FDA Expectations for Product Submissions

Product submissions will need to explain why the DHTs are fit for purpose for clinical investigation, including basic information and description of usability-related features such as how the DHTs are worn, operated, and charged. Perhaps most significantly, the submission should describe the clinical endpoints to be measured from data collected from the DHTs—any novel endpoints will need to be justified. Such novel endpoints will also need to be validated and shown to be clinically relevant and adequately captured by the DHTs. From a regulatory and legal perspective, it is important to understand how the proposed endpoint relates to other efficacy endpoints that have been used to support marketing authorization for a similar indication. If they do not, consider other opportunities to confirm the effect of the novel endpoint.

DHTs also raise important legal considerations about data management, including data collection, storage, transmission, and archiving. Data management remains an area of significant FDA compliance focus, and that scrutiny is likely to continue. Relevant metadata from the DHTs should be securely transferred and retained, and other data controls should be assessed and implemented.

Risk Management

ICH guidance continues to emphasize rigorous risk management as part of clinical trial oversight. FDA emphasizes that sponsors need to review DHT-related risks in conjunction with their formal risk management planning and, in some cases, these risks may need to be assessed by an Institutional Review Board (“IRB”). DHT-related risks may include, for example, risk of injury from the physical features of the DHT (e.g., skin contact components, instructions for re-use/cleaning), risk of erroneous measurements, and cybersecurity risks. Cybersecurity threats continue to grow, and sponsors will need to develop appropriate security controls, monitoring, and response plans should threats be identified.
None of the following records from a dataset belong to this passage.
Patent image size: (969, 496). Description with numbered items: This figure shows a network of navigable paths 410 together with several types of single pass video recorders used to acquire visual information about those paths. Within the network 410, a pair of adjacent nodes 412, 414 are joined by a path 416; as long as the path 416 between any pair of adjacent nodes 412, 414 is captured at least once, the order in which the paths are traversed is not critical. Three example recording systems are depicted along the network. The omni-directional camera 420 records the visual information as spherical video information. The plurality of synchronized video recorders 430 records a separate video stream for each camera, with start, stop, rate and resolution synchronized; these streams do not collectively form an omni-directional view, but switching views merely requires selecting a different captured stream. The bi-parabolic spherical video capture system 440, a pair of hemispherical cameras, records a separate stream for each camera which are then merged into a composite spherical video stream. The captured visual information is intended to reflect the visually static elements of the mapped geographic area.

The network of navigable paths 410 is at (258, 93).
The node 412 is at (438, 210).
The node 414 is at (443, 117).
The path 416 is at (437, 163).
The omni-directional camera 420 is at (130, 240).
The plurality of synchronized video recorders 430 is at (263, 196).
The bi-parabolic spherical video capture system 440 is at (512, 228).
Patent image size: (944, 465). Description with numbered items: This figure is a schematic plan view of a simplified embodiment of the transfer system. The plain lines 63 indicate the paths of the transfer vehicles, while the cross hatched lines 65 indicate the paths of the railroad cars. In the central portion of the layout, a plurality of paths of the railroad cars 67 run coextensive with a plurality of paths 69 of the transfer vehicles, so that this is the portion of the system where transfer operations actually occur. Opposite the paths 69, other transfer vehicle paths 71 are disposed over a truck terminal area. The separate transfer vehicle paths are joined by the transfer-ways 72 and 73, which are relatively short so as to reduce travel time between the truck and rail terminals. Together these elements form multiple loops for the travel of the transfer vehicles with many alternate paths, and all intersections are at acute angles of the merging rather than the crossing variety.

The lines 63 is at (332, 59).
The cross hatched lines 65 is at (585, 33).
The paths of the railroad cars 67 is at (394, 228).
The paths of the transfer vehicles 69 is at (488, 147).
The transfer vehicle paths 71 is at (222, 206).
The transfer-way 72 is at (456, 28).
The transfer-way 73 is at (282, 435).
Sponsors need to develop a risk management plan to address potential problems trial participants may experience when using DHTs. These issues are likely to include potential problems related to clinical aspects, privacy, interference between applications, loss or damage of DHT, and issues arising from software or firmware updates.

Consultation with the Appropriate Review Center

Given the early stage at which many DHTs are being developed and used, it is critical to consult with the appropriate FDA Center responsible for the medical product and discuss the use of DHTs in specific clinical investigations, particularly with novel endpoints. For example, non-inferiority trial designs may not be appropriate where there is a lack of historical evidence of effectiveness of the control treatment when measured using the proposed DHTs. FDA notes in its guidance that DHTs may also be qualified as a Drug Development Tool or a Medical Device Development Tool for a specific context of use. This would enable the sponsor to rely on the DHT in multiple clinical investigations to support premarket submissions where the context of use is the same without having to repeat qualification studies.

As part of its discussion with the appropriate Center, the sponsor should also discuss the type of DHT data to be recorded and submitted for FDA review, including whether the submission will include the complete data set, summary data, sample data, or listings of abnormal data only.

FDA is accepting comments on the draft guidance document until March 22, 2022.